State lawmakers to Mayor Williams: stop ignoring crime plan
Democratic legislators from around Wilmington are urging top city officials to fully embrace a proposed policing blueprint to help stem the high tide of violence seen in recent years.
The delegation wrote to Mayor Dennis Williams (D) Tuesday, saying he needs to better deploy police officers in targeted areas of the city in a sustainable way, upgrade technology and hold the department accountable for any lack of progress.
State officials funded a group of outside law enforcement consultants to draw up the plan alongside city activists and officials.
The letter warns if the recommendations were ignored, it “would further imperil the safety of Delawareans, both in Wilmington and outside the city limits.”

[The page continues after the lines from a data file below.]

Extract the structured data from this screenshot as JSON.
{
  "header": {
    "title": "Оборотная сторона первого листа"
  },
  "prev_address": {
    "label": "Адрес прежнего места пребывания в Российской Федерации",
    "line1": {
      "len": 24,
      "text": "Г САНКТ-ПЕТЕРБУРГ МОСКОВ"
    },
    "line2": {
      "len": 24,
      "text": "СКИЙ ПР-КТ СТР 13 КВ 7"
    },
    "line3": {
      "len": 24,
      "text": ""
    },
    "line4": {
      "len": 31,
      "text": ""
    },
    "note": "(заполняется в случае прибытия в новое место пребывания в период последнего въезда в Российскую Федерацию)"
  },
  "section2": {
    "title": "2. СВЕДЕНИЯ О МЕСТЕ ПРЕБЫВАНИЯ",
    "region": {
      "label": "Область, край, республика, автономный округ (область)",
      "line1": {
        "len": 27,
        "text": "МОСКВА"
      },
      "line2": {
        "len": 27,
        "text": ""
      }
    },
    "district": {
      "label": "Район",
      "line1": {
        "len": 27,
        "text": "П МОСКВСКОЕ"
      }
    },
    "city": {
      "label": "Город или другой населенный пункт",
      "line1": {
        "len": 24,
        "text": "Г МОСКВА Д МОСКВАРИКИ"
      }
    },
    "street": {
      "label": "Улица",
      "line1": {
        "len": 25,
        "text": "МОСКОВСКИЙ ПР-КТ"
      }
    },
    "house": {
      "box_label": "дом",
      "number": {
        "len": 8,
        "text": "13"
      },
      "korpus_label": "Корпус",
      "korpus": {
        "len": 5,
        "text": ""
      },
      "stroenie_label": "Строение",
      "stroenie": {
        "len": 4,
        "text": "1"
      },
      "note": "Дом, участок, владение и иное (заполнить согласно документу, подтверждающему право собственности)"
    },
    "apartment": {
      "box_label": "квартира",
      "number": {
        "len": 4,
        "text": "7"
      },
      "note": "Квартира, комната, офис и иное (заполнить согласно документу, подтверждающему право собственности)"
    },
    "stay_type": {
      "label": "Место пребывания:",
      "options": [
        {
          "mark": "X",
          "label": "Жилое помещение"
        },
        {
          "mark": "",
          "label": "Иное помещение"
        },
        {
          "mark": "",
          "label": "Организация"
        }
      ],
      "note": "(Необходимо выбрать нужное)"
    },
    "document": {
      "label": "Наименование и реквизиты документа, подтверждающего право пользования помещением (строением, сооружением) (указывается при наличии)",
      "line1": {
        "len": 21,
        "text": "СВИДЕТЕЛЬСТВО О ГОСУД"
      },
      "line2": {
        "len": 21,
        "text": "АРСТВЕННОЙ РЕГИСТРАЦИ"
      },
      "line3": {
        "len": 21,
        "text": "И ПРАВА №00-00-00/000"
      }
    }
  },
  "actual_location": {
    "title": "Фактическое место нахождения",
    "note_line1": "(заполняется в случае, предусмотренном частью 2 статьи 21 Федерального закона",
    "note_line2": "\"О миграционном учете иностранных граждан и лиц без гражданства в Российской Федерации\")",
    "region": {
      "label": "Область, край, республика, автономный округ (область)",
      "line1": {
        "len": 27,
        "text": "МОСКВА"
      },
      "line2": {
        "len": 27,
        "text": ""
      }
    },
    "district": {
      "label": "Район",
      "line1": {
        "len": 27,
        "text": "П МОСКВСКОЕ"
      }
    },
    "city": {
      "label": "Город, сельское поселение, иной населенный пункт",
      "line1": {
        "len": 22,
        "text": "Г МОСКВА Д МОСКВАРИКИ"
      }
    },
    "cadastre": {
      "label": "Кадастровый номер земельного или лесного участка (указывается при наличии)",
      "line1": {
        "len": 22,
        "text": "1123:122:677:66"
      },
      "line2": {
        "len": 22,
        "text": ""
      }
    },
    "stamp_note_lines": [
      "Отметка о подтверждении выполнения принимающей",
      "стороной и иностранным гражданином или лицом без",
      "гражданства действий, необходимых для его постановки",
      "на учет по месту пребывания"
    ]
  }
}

But several of those recommendations were ignored.
“Those recommendations have sat on a shelf for the last eight months, while city officials have called for more funding from the state,” the letter states.
Rep. James Johnson (D-New Castle), who helped write the letter, says it’s the city trying to assert their autonomy.
“I guess they feel that anytime the state puts demands on the city, it’s infringing on their authority," said Johnson. "But the bottom line is it’s all our responsibility.”
Johnson also sits on the Joint Finance Committee, which set aside $1.5 million to boost policing efforts in the city, but it comes with some strings attached. That caught the ire of the GOP who questioned its constitutionality.
Johnson says the recent JFC decision, coupled with a projected tight budget year makes it hard to foresee having any more cash to send to Delaware’s largest city.
“To say that we’re going to provide more funding for the city, you know, it would be a stretch because we’ve already taken a beating for what we’ve done so far.”
Wilmington City Council president Theo Gregory, who’s challenging Williams in the mayoral Democratic primary, issued a statement supporting the letter Wednesday.
Williams responded with his own letter Wednesday saying his administration has implemented 90 percent of the consultants’ plan, expanded the city’s homicide unit and added new technology. He argued those moves and others are producing results.
“Increasing the size of the Homicide Unit and creating a Homicide/Violent Crime Unit has allowed for a comprehensive approach to investigating violent crime. In addition, the renewed emphasis on community policing has led to an increase in crime clearance rates and strengthened relationships between the police and the community," Williams letter read.
"Specifically, the department has produced a 50 percent clearance rate for homicide cases in 2015, compared to the department’s previous 12 to 16 percent clearance rates."
Williams also asked lawmakers to work with the city in a more cooperative manner and suggested that Wilmington was being held to a different standard.
"The City of Dover has tripled their number of homicides from last year, which is the highest number the city has recorded since at least 1988. Yet the funding provided by the Joint Finance Committee to address Dover’s public safety issues contained no strings or stipulations," Williams wrote. "As fellow leaders representing the City, we should all work to ensure Wilmington receives the same commitment and cooperation as every other city or town throughout the State of Delaware."